Obama is proposing to overhaul the nation's mortgage finance system, including shutting down government-backed Fannie Mae and Freddie Mac- a plan with bipartisan support on Capitol Hill.
Obama will also insist that popular 30-year mortgages be widely available to borrowers, even in a system that would rely more on the private sector than the government to guarantee loans.
Senior administration officials said Obama would focus in Phoenix on shifting more of the burden for supporting the nation's massive mortgage market to the private sector. A centerpiece of that effort is winding down Fannie Mae and Freddie Mac, the mortgage finance operations that received a $187 billion taxpayer-funded bailout in 2008.
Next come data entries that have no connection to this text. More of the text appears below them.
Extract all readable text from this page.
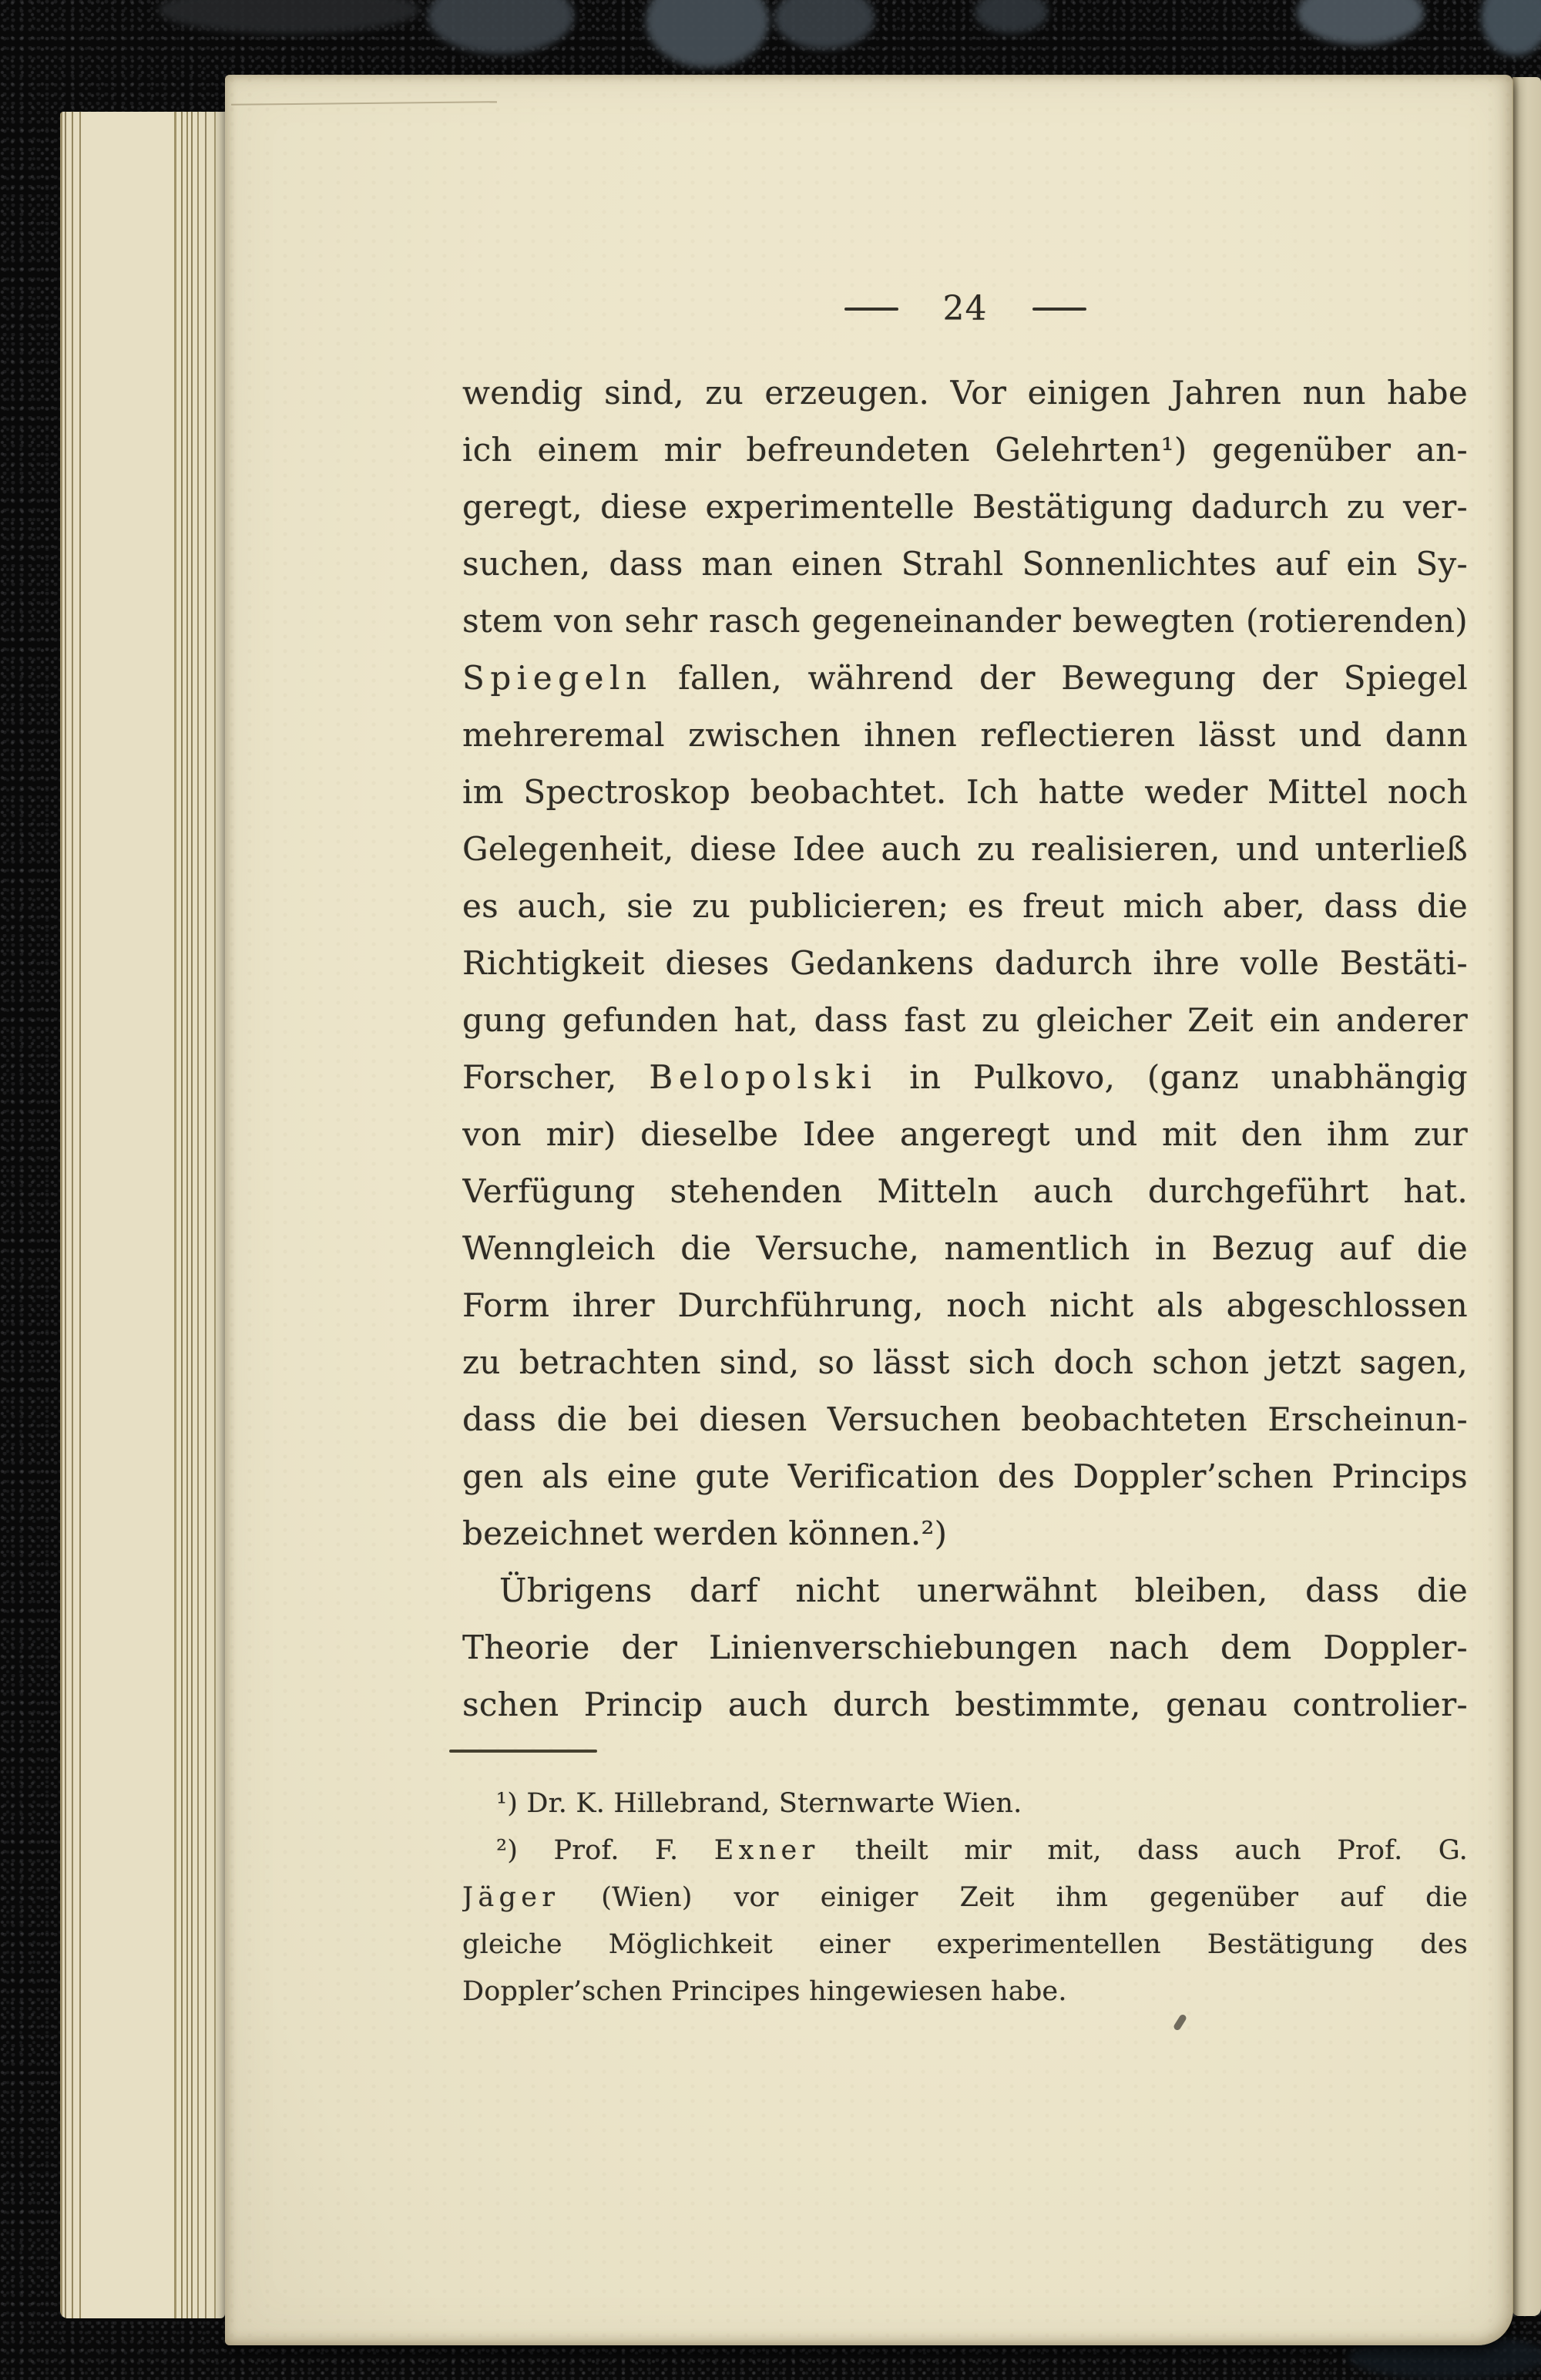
24
wendig sind, zu erzeugen. Vor einigen Jahren nun habe
ich einem mir befreundeten Gelehrten¹) gegenüber an-
geregt, diese experimentelle Bestätigung dadurch zu ver-
suchen, dass man einen Strahl Sonnenlichtes auf ein Sy-
stem von sehr rasch gegeneinander bewegten (rotierenden)
Spiegeln fallen, während der Bewegung der Spiegel
mehreremal zwischen ihnen reflectieren lässt und dann
im Spectroskop beobachtet. Ich hatte weder Mittel noch
Gelegenheit, diese Idee auch zu realisieren, und unterließ
es auch, sie zu publicieren; es freut mich aber, dass die
Richtigkeit dieses Gedankens dadurch ihre volle Bestäti-
gung gefunden hat, dass fast zu gleicher Zeit ein anderer
Forscher, Belopolski in Pulkovo, (ganz unabhängig
von mir) dieselbe Idee angeregt und mit den ihm zur
Verfügung stehenden Mitteln auch durchgeführt hat.
Wenngleich die Versuche, namentlich in Bezug auf die
Form ihrer Durchführung, noch nicht als abgeschlossen
zu betrachten sind, so lässt sich doch schon jetzt sagen,
dass die bei diesen Versuchen beobachteten Erscheinun-
gen als eine gute Verification des Doppler’schen Princips
bezeichnet werden können.²)
Übrigens darf nicht unerwähnt bleiben, dass die
Theorie der Linienverschiebungen nach dem Doppler-
schen Princip auch durch bestimmte, genau controlier-
¹) Dr. K. Hillebrand, Sternwarte Wien.
²) Prof. F. Exner theilt mir mit, dass auch Prof. G.
Jäger (Wien) vor einiger Zeit ihm gegenüber auf die
gleiche Möglichkeit einer experimentellen Bestätigung des
Doppler’schen Principes hingewiesen habe.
Against the backdrop of Phoenix's reinvigorated housing market, Obama will also tout refinancing proposals that gained little traction on Capitol Hill when he first unveiled them last year. Among his proposals is a call for expanding refinancing eligibility for homeowners who do not have government-backed mortgages.
The president was to outline his proposals Tuesday at a construction company in Phoenix, once the epicenter of the housing crisis following the 2008 economic collapse. The housing market in the region, as in much of the country, has rebounded in recent months, buoyed in part by low interest rates.
The president's trip marks the latest stop on his summertime economic tour aimed at refocusing his agenda on middle-class Americans still struggling to recover from the recession. The collapse of the housing market in particular had a dramatic impact on people's lives and the economic viability of communities nationwide.
The Associated Press contributed to this report.